Try using something like this:

function get_data($url) 
{
    $ch = curl_init();
    $timeout = 5;
    curl_setopt($ch, CURLOPT_URL, $url);
    curl_setopt($ch, CURLOPT_RETURNTRANSFER, 1);
    curl_setopt($ch, CURLOPT_CONNECTTIMEOUT, $timeout);
    $data = curl_exec($ch);
    curl_close($ch);

    return $data;
}

Unfortunately your lack of detail about your specific query or files rendered me unable to come up with more exact code to match your situation. And the above (or below) curl_get_file_size will help you with the size in case you ever need it.



回答6:

IMHO it is a good idea not to rely on php curl module availability. Your snippet works with a little modification:

First change

$file_headers = @get_headers($path);

to

$file_headers = @get_headers($path,1);

to get named array keys (see php reference).

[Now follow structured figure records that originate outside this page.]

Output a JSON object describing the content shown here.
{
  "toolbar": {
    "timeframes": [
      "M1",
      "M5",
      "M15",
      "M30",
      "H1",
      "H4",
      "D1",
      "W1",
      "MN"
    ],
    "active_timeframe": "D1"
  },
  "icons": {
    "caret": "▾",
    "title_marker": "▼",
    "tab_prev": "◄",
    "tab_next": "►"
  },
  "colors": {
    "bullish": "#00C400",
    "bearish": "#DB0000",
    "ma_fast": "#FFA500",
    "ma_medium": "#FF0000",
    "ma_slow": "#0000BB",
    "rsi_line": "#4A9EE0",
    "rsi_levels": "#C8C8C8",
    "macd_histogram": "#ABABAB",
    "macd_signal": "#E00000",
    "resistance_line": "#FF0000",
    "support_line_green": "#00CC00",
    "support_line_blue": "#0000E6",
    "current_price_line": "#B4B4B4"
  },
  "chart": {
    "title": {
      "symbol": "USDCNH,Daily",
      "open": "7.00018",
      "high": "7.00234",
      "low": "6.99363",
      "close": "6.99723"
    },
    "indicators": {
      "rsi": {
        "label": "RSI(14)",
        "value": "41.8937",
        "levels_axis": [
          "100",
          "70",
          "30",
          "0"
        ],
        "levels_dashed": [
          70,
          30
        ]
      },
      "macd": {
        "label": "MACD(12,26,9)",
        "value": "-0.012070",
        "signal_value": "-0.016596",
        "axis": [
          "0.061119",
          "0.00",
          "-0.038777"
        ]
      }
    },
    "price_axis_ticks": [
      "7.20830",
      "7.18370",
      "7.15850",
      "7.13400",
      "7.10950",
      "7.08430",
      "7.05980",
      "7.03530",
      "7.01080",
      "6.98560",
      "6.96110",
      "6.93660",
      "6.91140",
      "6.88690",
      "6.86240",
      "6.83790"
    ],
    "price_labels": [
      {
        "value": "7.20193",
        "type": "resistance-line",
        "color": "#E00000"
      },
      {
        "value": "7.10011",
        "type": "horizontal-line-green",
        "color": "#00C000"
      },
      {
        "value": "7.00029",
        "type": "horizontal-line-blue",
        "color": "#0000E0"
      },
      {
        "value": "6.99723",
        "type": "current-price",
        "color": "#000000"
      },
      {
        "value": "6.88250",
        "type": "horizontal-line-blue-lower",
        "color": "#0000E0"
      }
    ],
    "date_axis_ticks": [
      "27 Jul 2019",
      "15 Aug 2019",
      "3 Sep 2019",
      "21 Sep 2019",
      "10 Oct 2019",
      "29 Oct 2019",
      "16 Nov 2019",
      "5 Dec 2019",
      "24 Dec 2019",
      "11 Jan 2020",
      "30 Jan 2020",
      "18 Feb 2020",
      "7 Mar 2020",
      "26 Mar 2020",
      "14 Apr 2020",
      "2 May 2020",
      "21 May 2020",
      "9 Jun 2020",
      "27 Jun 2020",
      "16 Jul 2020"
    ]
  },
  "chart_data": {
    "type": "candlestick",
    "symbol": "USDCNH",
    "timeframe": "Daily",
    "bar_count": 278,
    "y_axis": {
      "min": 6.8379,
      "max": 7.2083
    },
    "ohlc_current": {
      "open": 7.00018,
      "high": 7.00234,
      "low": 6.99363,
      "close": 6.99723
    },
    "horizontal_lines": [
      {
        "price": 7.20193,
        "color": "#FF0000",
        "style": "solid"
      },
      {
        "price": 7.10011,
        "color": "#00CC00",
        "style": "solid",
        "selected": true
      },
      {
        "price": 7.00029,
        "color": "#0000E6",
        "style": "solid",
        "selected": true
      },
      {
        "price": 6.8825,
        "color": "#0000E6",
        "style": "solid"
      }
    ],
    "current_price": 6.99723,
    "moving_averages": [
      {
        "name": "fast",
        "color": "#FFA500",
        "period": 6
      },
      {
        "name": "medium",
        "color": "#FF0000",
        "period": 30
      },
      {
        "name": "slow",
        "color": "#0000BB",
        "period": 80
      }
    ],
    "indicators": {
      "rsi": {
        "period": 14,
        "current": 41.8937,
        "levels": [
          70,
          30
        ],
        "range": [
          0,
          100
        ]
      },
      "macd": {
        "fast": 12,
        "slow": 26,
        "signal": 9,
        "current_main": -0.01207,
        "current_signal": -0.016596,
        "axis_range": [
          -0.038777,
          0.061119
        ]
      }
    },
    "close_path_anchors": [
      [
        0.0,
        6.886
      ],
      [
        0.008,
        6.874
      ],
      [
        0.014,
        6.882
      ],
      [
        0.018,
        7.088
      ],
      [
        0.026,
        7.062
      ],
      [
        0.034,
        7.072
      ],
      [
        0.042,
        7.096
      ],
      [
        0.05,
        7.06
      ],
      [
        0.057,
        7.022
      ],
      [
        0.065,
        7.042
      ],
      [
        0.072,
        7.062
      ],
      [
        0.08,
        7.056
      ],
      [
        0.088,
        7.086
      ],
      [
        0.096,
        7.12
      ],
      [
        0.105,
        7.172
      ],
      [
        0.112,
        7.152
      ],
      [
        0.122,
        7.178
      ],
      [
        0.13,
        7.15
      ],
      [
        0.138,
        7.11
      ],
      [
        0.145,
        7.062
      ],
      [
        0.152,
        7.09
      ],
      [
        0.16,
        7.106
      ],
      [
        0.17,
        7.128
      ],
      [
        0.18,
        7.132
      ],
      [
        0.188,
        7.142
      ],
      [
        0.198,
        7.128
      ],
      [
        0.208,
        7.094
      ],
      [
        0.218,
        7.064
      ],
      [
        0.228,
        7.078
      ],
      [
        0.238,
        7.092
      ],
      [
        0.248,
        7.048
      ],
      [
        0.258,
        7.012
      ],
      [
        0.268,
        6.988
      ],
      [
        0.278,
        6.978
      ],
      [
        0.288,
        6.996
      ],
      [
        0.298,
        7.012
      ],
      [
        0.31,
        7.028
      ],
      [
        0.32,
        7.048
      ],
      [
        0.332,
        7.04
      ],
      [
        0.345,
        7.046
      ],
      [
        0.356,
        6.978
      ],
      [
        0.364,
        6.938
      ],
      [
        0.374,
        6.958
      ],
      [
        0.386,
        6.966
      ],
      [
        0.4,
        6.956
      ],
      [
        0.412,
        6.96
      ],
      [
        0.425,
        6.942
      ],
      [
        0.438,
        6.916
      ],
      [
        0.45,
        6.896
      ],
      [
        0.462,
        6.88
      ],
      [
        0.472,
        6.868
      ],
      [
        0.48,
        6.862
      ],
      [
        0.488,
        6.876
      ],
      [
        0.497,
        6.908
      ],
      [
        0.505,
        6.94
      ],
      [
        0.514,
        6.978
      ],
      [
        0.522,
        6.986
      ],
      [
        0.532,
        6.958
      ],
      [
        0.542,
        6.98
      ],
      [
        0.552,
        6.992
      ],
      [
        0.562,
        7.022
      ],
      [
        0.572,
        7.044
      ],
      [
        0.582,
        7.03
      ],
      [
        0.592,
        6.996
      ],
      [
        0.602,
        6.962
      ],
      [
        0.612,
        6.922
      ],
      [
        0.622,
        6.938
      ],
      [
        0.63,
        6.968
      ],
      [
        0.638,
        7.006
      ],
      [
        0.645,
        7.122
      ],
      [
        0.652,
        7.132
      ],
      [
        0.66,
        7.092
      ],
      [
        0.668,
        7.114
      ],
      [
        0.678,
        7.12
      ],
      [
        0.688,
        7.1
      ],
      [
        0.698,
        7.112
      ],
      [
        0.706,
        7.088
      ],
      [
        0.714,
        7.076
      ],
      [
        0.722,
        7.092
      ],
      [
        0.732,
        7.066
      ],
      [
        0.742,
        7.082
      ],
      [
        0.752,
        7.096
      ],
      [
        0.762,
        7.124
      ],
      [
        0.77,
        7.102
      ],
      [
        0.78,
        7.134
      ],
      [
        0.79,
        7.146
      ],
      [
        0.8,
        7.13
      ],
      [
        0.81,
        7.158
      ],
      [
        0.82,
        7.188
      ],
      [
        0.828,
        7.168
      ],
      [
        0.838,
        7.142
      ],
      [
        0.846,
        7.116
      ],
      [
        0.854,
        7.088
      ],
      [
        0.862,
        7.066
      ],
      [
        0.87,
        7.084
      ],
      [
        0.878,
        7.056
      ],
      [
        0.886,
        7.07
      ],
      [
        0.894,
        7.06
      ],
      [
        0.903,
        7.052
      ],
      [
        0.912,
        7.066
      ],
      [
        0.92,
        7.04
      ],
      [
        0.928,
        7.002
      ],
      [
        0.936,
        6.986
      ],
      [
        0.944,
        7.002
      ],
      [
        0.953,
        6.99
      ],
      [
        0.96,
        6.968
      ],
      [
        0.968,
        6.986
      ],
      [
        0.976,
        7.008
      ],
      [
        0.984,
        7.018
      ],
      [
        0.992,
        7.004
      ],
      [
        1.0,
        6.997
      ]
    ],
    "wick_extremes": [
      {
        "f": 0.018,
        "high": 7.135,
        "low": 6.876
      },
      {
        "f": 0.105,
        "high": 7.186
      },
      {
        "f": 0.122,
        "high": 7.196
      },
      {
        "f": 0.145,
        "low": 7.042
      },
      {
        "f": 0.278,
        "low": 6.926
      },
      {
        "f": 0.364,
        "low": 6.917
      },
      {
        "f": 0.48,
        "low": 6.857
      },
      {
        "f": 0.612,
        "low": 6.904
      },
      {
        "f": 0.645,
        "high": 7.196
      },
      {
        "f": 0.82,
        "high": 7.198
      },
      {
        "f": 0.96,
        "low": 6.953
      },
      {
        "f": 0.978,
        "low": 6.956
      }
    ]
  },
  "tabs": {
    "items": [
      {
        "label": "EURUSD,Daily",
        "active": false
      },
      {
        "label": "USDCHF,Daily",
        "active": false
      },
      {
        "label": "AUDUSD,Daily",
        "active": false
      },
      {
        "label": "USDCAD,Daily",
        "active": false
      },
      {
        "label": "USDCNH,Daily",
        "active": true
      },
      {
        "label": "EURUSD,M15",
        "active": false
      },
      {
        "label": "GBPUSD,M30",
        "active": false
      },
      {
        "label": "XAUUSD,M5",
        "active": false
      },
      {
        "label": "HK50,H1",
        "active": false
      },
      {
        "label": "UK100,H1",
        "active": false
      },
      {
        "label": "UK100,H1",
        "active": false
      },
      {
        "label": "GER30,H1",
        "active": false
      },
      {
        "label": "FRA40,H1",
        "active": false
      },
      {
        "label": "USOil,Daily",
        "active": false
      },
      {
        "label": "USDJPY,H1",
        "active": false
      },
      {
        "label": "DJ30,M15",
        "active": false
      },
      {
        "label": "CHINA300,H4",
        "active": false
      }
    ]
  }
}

With this modification the http status code still comes in $file_headers[0] but you'll get some more and useful data which can be passed thru (validation recommended): Content-Length and even Content-Type (which allows you waiving your approach of mime-type detection upon file suffix).

Change

header("Content-Length: " . filesize($path));

to

header("Content-Length: " . $file_headers['Content-Length']);

and

header("Content-Type: $mime_type");

to

header("Content-Type: " . $file_headers['Content-Type']);

Even if your "path" is a trusted source you might want to add some validation as you should not trust exernal data being of the kind you expect.